Yup, that looks good to me.

And finally, let's try to obfuscate a few times to see how that goes:

```
>> js = ::Rex::Exploitation::JSObfu.new %Q|alert('hello, world!');|
=> alert('hello, world!');
>> js.obfuscate(:iterations=>3)
=> window[String[((function(){var s=(function () { var r="e"; return r })(),Q=(function () { var I="d",dG="o"; return dG+I })(),c=String.fromCharCode(0x66,114),w=(function () { var i="C",v="r",f="omCh",j="a"; return f+j+v+i })();return c+w+Q+s;})())](('Urx'.length*((0x1*(01*(1*020+5)+1)+3)*'u'.length+('SGgdrAJ'.length-7))+(('Iac'.length*'XLR'.length+2)*'qm'.length+0)),(('l'.length*((function () { var vZ='k'; return vZ })()[((function () { var E="h",t="t",O="leng"; return O+t+E })())]*(0x12*1+0)+'xE'.length)+'h'.length)*(function () { var Z='uA',J='tR',D='x'; return D+J+Z })()[((function () { var m="th",o="g",U="l",Y="en"; return U+Y+o+m })())]+'lLc'.length),('mQ'.length*(02*023+2)+('Tt'.length*'OEzGiMVf'.length+5)),(String.fromCharCode(0x48,0131)[((function () { var i="gth",r="len"; return r+i })())]*('E'.length*0x21+19)+(0x1*'XlhgGJ'.length+4)),(String.fromCharCode(0x69)[((function () { var L="th",Q="n",$="l",I="g",x="e"; return $+x+Q+I+L })())]*('QC'.length*0x2b+3)+(01*26+1)))]((function(){var C=String[((function () { var w="rCode",j="mCha",A="fr",B="o"; return A+B+j+w })())]((6*0x10+15),('riHey'.length*('NHnex'.length*0x4+2)+4),(01*95+13),(1*('Z'.length*(0x1*(01*(0x3*6+5)+1)+18)+12)+46),(0x1*(01*013+6)+16)),JQ=String[((function () { var NO="ode",T="rC",HT="fromCha"; return HT+T+NO })())](('J'.length*0x54+17),(0x2*051+26),('TFJAGR'.length*('ymYaSJtR'.length*'gv'.length+0)+12),(01*0155+2),(0xe*'FBc'.length+2),(0x1*22+10),(3*(01*043+1)+11)),g=(function(){var N=(function () { var s='h'; return s })();return N;})();return g+JQ+C;})());
```

**Using JSObfu for module development**

When you are writing a module, you should not call Rex directly like the above examples.

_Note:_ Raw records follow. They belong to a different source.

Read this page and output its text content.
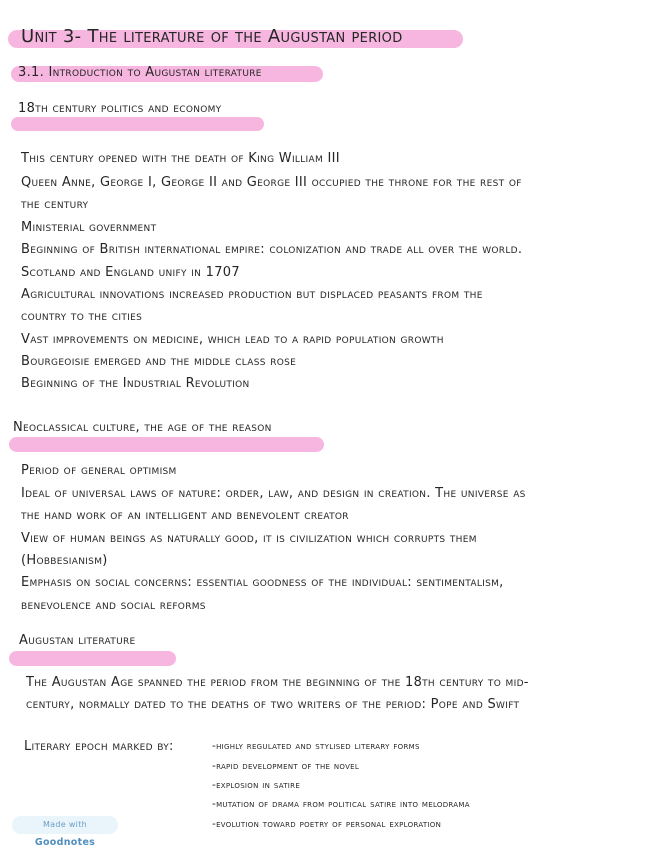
Unit 3- The literature of the Augustan period
3.1. Introduction to Augustan literature
18th century politics and economy
This century opened with the death of King William III
Queen Anne, George I, George II and George III occupied the throne for the rest of
the century
Ministerial government
Beginning of British international empire: colonization and trade all over the world.
Scotland and England unify in 1707
Agricultural innovations increased production but displaced peasants from the
country to the cities
Vast improvements on medicine, which lead to a rapid population growth
Bourgeoisie emerged and the middle class rose
Beginning of the Industrial Revolution
Neoclassical culture, the age of the reason
Period of general optimism
Ideal of universal laws of nature: order, law, and design in creation. The universe as
the hand work of an intelligent and benevolent creator
View of human beings as naturally good, it is civilization which corrupts them
(Hobbesianism)
Emphasis on social concerns: essential goodness of the individual: sentimentalism,
benevolence and social reforms
Augustan literature
The Augustan Age spanned the period from the beginning of the 18th century to mid-
century, normally dated to the deaths of two writers of the period: Pope and Swift
Literary epoch marked by:	-highly regulated and stylised literary forms
-rapid development of the novel
-explosion in satire
-mutation of drama from political satire into melodrama
-evolution toward poetry of personal exploration
Made with Goodnotes
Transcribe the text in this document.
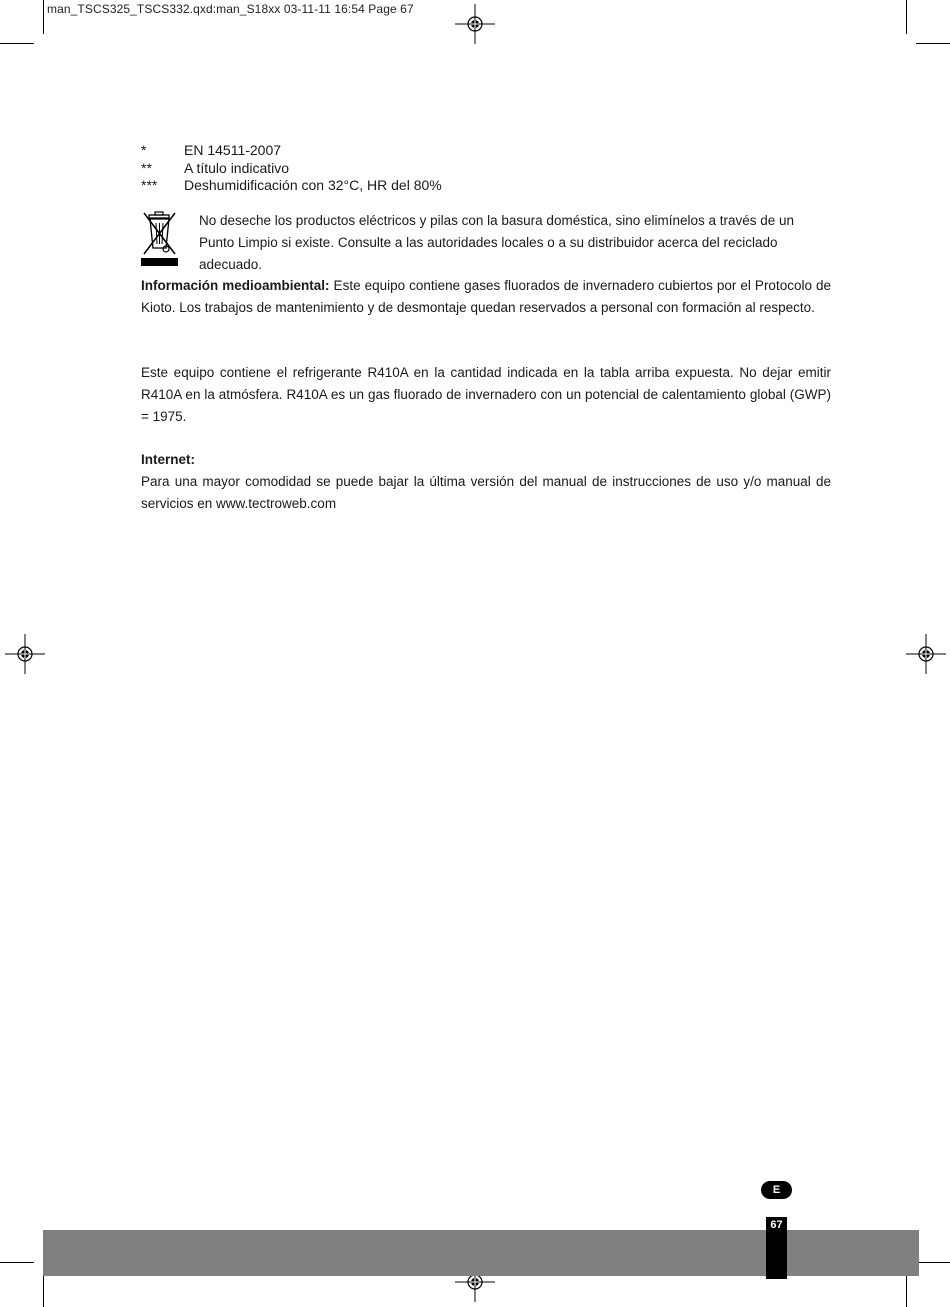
man_TSCS325_TSCS332.qxd:man_S18xx 03-11-11 16:54 Page 67
*	EN 14511-2007
**	A título indicativo
***	Deshumidificación con 32°C, HR del 80%
No deseche los productos eléctricos y pilas con la basura doméstica, sino elimínelos a través de un Punto Limpio si existe. Consulte a las autoridades locales o a su distribuidor acerca del reciclado adecuado.
Información medioambiental: Este equipo contiene gases fluorados de invernadero cubiertos por el Protocolo de Kioto. Los trabajos de mantenimiento y de desmontaje quedan reservados a personal con formación al respecto.
Este equipo contiene el refrigerante R410A en la cantidad indicada en la tabla arriba expuesta. No dejar emitir R410A en la atmósfera. R410A es un gas fluorado de invernadero con un potencial de calentamiento global (GWP) = 1975.
Internet:
Para una mayor comodidad se puede bajar la última versión del manual de instrucciones de uso y/o manual de servicios en www.tectroweb.com
E
67
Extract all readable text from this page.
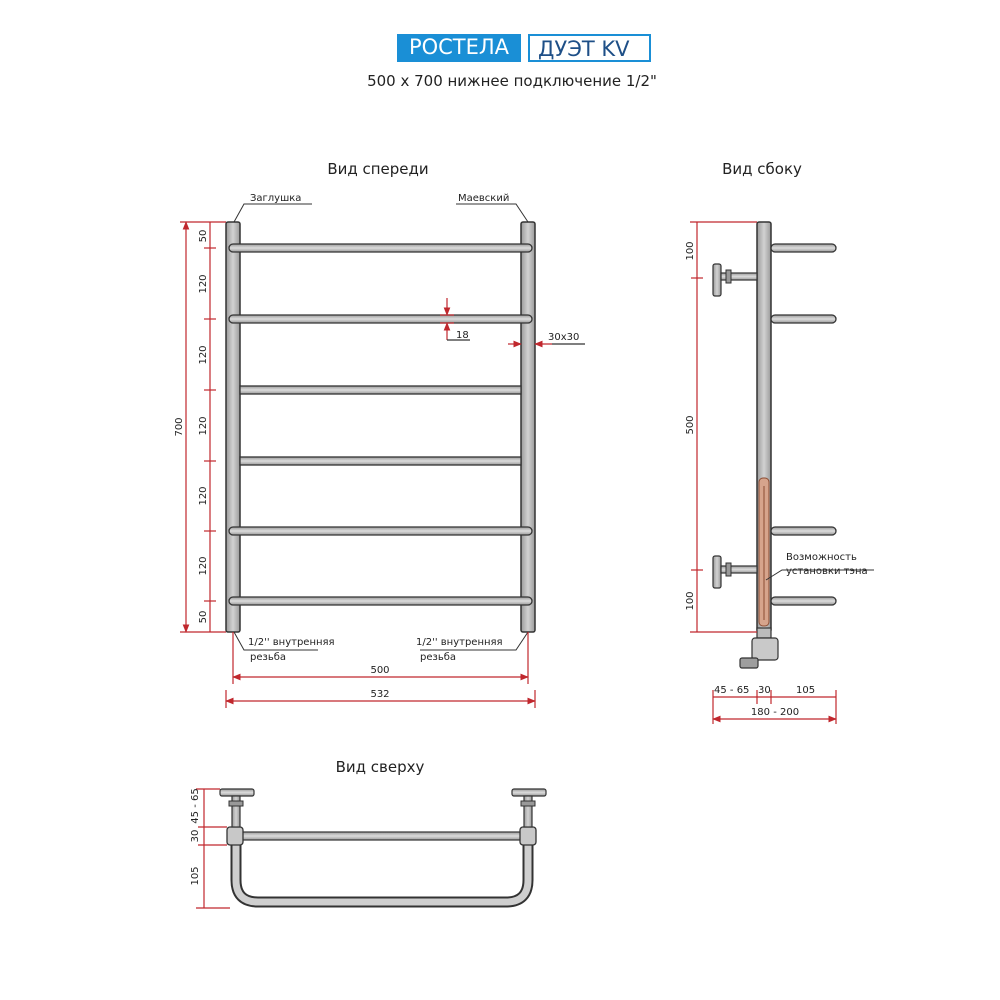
РОСТЕЛА	ДУЭТ KV
500 х 700 нижнее подключение 1/2"
Вид спереди
Заглушка	Маевский
1/2'' внутренняя
резьба
1/2'' внутренняя
резьба
50
120
120
120
120
120
50
700
18	30х30
500
532
Вид сбоку
Возможность
установки тэна
100
500
100
45 - 65 30	105
180 - 200
Вид сверху
45 - 65
30
105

Instead, you should be using the ```#js_obfuscate``` method found in [JSObfu mixin](https://github.com/rapid7/rex-exploitation/blob/f3058a0737ba89fd116f99a8381a409bba6a53fa/lib/rex/exploitation/jsobfu.rb). When you're using JavaScript in your module, always do write it like this:

```ruby
# This returns a Rex::Exploitation::JSObfu object
js = js_obfuscate(your_code)
```

Note that by default, even though your module is calling the #js_obfuscate method, obfuscation will not kick in unless the user sets the JsObfuscate datastore option. This option is an OptInt, which allows you to set the number of times to obfuscate (default is 0).